Quando si sono diffusi i primi contagi, è capitato di sentire o di leggere sui social la frase, per altro non vera, «ma muoiono solo i vecchi», come per mettere le distanze tra il coronavirus e la morte, relativizzando il pericolo con un cinismo giovanilista. Sabato scorso Emanuele Macaluso, storico ex dirigente del Pci, avrebbe voluto festeggiare il suo compleanno in un ristorante con una cinquantina di amici, ma è chiuso in casa per la pandemia. «Ogni tanto mi affaccio dalla finestra - ha raccontato in un’intervista a Repubblica - qui al Testaccio e butto lo sguardo su piazza Santa Maria Liberatrice privata di voci e rumori. Non ci sono più i bambini che giocano né gli anziani che passeggiano. Regna un silenzio assoluto. Stento a crederci. Mi prende una forma di angoscia.
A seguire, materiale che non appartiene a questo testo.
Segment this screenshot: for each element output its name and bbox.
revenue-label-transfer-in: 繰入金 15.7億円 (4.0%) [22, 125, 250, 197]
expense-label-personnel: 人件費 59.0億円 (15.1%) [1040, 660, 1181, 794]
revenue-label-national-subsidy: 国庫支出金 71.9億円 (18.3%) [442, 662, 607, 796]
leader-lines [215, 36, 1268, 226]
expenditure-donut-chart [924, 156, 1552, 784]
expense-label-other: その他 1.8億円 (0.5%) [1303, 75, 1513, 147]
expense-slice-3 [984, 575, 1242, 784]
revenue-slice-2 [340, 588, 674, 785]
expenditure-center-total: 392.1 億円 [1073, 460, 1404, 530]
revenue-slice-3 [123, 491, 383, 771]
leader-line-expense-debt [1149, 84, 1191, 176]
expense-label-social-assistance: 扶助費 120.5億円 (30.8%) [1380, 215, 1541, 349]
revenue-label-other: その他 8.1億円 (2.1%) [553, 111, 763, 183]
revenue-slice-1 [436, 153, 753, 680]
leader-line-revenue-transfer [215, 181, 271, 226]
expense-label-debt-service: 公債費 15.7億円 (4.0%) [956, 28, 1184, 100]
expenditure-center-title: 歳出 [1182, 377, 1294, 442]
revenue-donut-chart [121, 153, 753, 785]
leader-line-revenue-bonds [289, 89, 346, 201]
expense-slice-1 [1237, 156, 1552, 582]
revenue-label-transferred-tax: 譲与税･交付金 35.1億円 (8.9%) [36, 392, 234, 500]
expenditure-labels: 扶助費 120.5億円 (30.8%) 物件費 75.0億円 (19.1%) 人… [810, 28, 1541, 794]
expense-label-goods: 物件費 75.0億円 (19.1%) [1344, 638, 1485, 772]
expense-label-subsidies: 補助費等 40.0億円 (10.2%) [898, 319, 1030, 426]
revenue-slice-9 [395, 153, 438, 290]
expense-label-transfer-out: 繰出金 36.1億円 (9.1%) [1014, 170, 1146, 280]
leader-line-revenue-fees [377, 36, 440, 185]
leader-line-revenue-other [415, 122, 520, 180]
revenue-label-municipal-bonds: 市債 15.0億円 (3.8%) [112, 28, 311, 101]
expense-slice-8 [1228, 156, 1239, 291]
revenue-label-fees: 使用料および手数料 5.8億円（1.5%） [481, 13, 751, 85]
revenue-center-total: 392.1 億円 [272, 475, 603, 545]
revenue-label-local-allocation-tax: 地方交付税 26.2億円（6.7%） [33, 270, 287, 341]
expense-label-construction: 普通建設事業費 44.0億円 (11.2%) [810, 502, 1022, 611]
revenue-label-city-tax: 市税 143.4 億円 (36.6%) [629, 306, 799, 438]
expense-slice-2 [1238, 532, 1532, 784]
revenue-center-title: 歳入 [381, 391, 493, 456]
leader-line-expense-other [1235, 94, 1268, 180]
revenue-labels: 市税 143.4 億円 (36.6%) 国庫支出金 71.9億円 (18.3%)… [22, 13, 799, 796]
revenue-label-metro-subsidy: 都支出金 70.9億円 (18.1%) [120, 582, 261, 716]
Ho avuto una lunghissima vita, piena di grandi gioie e di grandi dolori, ma queste settimane mi sembrano tra le più terribili». Verso la fine del colloquio Macaluso se la prende con il primo ministro britannico che inizialmente aveva sposato la teoria dell’«immunità di gregge» (far circolare il coronavirus fino a che il 60-70% della popolazione non sviluppa l’immunità, a danno dei più deboli e degli anziani). «Johnson è un bullo e il suo è un cinismo spaventoso. Come quelli che dicono “è morto, ma era vecchio”. Capisco che tutti abbiamo il nostro turno, ma qui muoiono persone che avevano vitalità, affetti, relazioni. Uomini e donne che avevano ancora qualcosa da dire». Avevano ancora qualcosa da dire: parole di un uomo di 96 anni.